House Bill 3291 was approved on a 39-21 vote Monday, May 24, and goes to the Senate.
The bill would align Oregon with 17 states — including Washington, California and Nevada — that allow ballots to count if they are postmarked by election day. Four other states count ballots if they are postmarked the day before the election. Oregon is among the states that have required ballots to be in the hands of county elections offices by the close of election day.
Under the bill, ballots would have to arrive in county elections offices no later than seven days after the election if they are to count. States that allow election-day postmarks range widely from three to 20 days.
Rep. Dan Rayfield, D-Corvallis and the bill’s floor manager, said about 150 voters in Marion County cast ballots in last year’s general election, but they did not count because they were received after election day. He said the concept of election-day postmarks has been on the table for two decades, going back to when Republicans were the majority party in the House.

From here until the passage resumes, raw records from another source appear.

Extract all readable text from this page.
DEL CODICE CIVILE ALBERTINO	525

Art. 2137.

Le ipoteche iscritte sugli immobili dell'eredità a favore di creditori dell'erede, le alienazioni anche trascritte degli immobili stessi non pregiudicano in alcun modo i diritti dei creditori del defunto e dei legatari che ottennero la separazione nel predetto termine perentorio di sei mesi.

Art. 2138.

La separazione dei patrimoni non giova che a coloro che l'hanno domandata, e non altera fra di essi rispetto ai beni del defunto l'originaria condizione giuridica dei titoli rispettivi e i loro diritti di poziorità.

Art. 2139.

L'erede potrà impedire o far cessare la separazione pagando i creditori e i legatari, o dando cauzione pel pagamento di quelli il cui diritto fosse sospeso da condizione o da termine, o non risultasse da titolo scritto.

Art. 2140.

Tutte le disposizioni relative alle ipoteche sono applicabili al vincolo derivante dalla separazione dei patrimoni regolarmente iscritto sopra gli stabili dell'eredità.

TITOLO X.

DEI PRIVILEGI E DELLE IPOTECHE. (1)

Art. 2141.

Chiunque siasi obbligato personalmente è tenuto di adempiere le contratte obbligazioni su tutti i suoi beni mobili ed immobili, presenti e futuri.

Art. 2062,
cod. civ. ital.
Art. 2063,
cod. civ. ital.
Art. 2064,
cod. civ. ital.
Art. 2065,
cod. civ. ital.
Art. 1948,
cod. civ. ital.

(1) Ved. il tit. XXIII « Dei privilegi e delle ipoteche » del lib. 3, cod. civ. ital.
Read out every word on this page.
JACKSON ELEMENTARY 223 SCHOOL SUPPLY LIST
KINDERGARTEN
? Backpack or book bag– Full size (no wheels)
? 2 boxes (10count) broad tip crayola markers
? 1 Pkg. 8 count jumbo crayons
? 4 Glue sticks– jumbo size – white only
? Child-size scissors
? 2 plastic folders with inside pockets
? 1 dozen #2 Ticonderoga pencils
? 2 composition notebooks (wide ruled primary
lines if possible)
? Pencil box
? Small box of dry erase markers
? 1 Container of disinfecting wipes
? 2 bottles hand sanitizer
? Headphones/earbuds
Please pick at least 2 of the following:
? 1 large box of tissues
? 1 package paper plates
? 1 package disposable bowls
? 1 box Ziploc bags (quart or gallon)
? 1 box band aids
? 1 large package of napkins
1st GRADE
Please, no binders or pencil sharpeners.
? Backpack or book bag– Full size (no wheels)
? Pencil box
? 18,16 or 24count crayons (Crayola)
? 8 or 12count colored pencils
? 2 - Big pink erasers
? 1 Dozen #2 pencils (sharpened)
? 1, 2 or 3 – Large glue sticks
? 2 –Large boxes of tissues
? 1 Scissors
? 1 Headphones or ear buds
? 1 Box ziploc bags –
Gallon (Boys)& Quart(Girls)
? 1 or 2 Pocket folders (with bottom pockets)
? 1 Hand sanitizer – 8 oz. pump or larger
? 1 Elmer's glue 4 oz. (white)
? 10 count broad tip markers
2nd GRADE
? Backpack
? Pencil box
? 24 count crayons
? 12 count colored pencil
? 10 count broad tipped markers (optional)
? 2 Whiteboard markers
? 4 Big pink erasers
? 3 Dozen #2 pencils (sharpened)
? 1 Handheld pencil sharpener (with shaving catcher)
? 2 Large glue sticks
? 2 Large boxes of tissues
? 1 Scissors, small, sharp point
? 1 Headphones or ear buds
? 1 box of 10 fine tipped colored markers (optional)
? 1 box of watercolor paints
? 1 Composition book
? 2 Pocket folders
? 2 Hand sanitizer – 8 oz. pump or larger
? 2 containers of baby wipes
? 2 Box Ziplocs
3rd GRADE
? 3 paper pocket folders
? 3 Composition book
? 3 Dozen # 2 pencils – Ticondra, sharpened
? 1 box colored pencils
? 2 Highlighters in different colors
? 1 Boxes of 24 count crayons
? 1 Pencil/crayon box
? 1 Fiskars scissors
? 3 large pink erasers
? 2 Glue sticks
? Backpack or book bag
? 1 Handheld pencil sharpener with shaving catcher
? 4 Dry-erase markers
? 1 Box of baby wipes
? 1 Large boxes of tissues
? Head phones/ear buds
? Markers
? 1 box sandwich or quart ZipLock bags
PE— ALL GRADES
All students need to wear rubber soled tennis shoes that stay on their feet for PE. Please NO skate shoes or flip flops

Rep. Greg Smith, R-Heppner who then was in his first term, voted for it in 2001 and now. The only other Republican who voted for it Monday was Rep. Ron Noble of McMinnville. The other 21 Republicans voted against it.
The vote in the House Rules Committee was along party lines.
“It creates another level of complexity in a system that is problematic,” House Republican Leader Christine Drazan of Canby said. “A deadline is a deadline is a deadline.”
Drazan also said the U.S. Postal Service has shifted most of its mail processing to Portland in the two decades since the 2001 vote. She also questioned a provision that allows a ballot to be counted even if the postmark is unclear.
Rayfield said that when a voter signs the return envelope containing a ballot — a signature is required for elections officials to match it with a signature on file — it will include a statement that the ballot was mailed on or before election day. If a voter does otherwise, it is considered perjury, a Class C felony punishable by a maximum fine of $125,000 and five years in prison.
Secretary of State Shemia Fagan, the state’s chief elections officer, endorsed an election-day deadline in testimony to the House Rules Committee on Feb. 11. She said it was time to end public confusion about when ballots should be mailed in time for county elections officials to receive them.
The bill also would change an optional election date from the third Tuesday in September to the fourth Tuesday in August.